1.Demographic parameters such as name, age, sex, MRD no, height, weight, BMI will be noted
2.Lab parameters including Complete blood count, Renal Function Test (KFT), Liver Function Test (LFT), serum electrolytes and serum glucose at inclusion.
3.Sequential Organ Failure Assessment (SOFA), Acute Physiology and Chronic Health Evaluation (APACHE II) score at the time of admission to ICU
4.Intake of any drugs affecting respiratory muscle function such as neuromuscular blockers (NMB), steroids, aminoglycosides (AG), organophosphates (OP).
5.Physiological parameters including Heart Rate (HR), Mean Arterial Pressure (MAP),Respiratory rate (RR), SpO2 at inclusion and during SBT will be charted.
6.ABG - PH, PaCO2, PaO2, HCO3, Lactate before starting SBT and after 120 mins of  SBT to be assessed.
Patients’ readiness to wean from mechanical ventilation will be assessed by clinical judgement of ICU physician.

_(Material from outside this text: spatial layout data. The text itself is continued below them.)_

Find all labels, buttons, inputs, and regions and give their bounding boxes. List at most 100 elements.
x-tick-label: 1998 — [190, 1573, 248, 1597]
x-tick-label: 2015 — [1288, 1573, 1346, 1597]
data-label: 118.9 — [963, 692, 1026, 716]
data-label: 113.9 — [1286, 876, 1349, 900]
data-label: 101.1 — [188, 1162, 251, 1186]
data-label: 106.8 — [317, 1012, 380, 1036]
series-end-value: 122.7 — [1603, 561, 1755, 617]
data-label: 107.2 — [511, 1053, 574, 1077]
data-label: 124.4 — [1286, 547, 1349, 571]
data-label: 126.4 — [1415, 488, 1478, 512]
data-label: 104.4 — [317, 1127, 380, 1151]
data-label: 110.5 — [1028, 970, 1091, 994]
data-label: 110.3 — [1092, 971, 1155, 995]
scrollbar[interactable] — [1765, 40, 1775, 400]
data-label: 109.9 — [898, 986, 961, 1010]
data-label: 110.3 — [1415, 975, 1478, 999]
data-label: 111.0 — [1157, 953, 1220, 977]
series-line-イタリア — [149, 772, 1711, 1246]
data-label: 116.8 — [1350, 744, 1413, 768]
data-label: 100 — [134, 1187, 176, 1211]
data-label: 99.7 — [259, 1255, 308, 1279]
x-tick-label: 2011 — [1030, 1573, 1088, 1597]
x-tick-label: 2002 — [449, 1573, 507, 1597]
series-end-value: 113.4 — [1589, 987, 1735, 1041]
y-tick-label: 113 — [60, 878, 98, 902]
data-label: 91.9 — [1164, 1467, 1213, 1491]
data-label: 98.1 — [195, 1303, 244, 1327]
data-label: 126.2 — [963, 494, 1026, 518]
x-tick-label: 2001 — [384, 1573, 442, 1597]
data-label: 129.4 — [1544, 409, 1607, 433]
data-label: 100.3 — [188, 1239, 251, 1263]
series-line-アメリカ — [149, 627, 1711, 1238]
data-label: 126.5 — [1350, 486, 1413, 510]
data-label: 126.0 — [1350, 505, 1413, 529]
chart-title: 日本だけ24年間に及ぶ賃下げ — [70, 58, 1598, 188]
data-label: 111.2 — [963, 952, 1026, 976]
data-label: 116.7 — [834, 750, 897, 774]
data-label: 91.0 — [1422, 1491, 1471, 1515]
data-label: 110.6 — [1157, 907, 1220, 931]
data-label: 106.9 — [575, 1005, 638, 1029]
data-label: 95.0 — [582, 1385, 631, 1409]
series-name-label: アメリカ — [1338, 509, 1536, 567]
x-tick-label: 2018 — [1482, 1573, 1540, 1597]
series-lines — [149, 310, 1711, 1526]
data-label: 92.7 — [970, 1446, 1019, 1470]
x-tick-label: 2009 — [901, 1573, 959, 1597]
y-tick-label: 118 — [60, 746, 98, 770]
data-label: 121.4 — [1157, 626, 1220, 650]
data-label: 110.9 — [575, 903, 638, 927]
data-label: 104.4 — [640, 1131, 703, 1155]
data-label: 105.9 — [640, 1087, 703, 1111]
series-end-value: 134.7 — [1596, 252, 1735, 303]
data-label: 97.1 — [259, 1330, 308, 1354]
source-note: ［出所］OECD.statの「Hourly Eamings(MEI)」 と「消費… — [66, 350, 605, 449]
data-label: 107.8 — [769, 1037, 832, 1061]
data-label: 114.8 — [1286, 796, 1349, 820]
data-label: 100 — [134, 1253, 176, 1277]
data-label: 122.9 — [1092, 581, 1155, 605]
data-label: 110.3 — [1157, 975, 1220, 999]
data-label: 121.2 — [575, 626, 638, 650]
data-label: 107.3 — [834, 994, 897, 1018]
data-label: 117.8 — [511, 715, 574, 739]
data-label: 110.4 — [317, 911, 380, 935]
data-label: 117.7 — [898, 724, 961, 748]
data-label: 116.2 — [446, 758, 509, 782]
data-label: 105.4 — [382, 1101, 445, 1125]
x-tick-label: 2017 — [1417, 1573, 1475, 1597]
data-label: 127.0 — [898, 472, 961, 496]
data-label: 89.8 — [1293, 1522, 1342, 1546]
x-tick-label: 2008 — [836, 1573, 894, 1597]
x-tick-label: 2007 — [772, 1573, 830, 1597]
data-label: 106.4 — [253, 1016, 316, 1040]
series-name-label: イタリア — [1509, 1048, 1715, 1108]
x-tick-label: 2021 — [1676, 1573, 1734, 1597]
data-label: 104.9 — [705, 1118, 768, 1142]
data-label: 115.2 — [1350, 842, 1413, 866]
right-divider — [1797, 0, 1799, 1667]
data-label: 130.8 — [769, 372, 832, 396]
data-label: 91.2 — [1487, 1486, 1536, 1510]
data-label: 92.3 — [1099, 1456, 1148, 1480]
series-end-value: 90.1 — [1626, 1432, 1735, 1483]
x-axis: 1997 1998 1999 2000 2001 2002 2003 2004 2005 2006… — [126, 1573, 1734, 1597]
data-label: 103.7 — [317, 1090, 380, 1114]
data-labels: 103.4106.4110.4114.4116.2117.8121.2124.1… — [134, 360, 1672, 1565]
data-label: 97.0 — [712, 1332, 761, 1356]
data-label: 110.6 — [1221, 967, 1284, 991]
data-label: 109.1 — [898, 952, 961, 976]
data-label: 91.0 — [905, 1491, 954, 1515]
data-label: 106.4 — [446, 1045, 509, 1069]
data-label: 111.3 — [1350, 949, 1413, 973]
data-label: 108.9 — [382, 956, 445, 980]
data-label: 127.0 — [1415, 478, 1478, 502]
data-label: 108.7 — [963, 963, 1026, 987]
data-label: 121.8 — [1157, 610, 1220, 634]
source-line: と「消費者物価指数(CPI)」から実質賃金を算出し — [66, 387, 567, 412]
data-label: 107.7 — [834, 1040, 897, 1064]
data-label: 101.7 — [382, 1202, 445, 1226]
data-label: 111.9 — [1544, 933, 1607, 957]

Patient will be given SBT by putting the ventilator on PSV (Pressure Support Ventilation) mode of mechanical ventilation (MV) (0-PSV, PEEP-5cm H2O setting). Patient will be monitored for Heart rate, Noninvasive blood pressure (NIBP),Respiratory rate, Tidal volume, RSBI(Rapid shallow breathing index (RSBI) is calculated by dividing the respiratory rate (RR) by the tidal volume in litres)SpO2,Signs of respiratory distress- nasal flaring, sweating, agitation, Use of accessory muscle, ABG analysis- PaO2, PaCO2, PaO2/FiO2,Maximum Inspiratory Pressure, Maximum Expiratory Pressure, Parasternal intercostal muscle thickness fraction (PICTF%) – after 10 mins of SBTDiaphragmatic parameters - Diaphragmatic thickness fraction - after 10 mins of SBT
*Parasternal intercostal muscle thickness fraction (PICTF%)-
Second right parasternal intercostal muscle will be assessed with a10- to 15-MHz linear array transducer which will be placed at the level of the second right intercostal space, approximately 6 to 8 cm lateral to the edge of sternum, perpendicular to the anterior surface of the thorax in the longitudinal scan, with a window visualizing the second and third ribs. The second right parasternal inter-costal muscle will be identified as a three-layered biconcave structure, with a medial portion showing muscle echotexture and two linear hyperechoic membranes running respectively from the anterior and posterior aspects of the adjoining ribs. The ultrasound beam will be directed at the midsection of the muscle perpendicularly, where it is the thinnest at end-expiration using M mode. At the peak of inspiration and end of expiration, the thickness of the parasternal intercostal muscle will be measured between the inner and outermost hyperechoic layer of muscle fascial borders using frozen images. PICTF% will be measured as “[peak thickness at inspiration(a) − end-expiratory thickness(b)] divided by end expiratory thickness] × 100”.
All measurements will be repeated on at least three separate breaths and their average will be reported.
*Diaphragm thickness fraction (DTF)-
DTF will be measured using M mode with a 7–10 MHz linear probe. The right hemidiaphragm will be visualized in the zone of apposition, on the midaxillary line between the 8th and 10th intercostal spaces. It will be recorded on M‐mode sonography in real time. During M‐mode imaging, the normally functioning diaphragm is represented as an echogenic line that moves freely during inspiration and expiration. Thickness will be measured by placing callipers on reflective lines at the end of inspiration and expiration. 
DTF will calculated by formula: TI- TE ×100.

                                       TE

When the SBT is successful after 120 mins, planned extubation will be performed on the basis of clinical assessment. All the patients will be followed up to 48 hrs for respiratory distress, and any requirement for non-invasive or invasive mode of mechanical ventilation. Incidence of VAP (Ventilator associated pneumonia) or any other complications, ICU mortality, need for tracheostomy and duration of ICU stay and duration of mechanical ventilation will be followed up.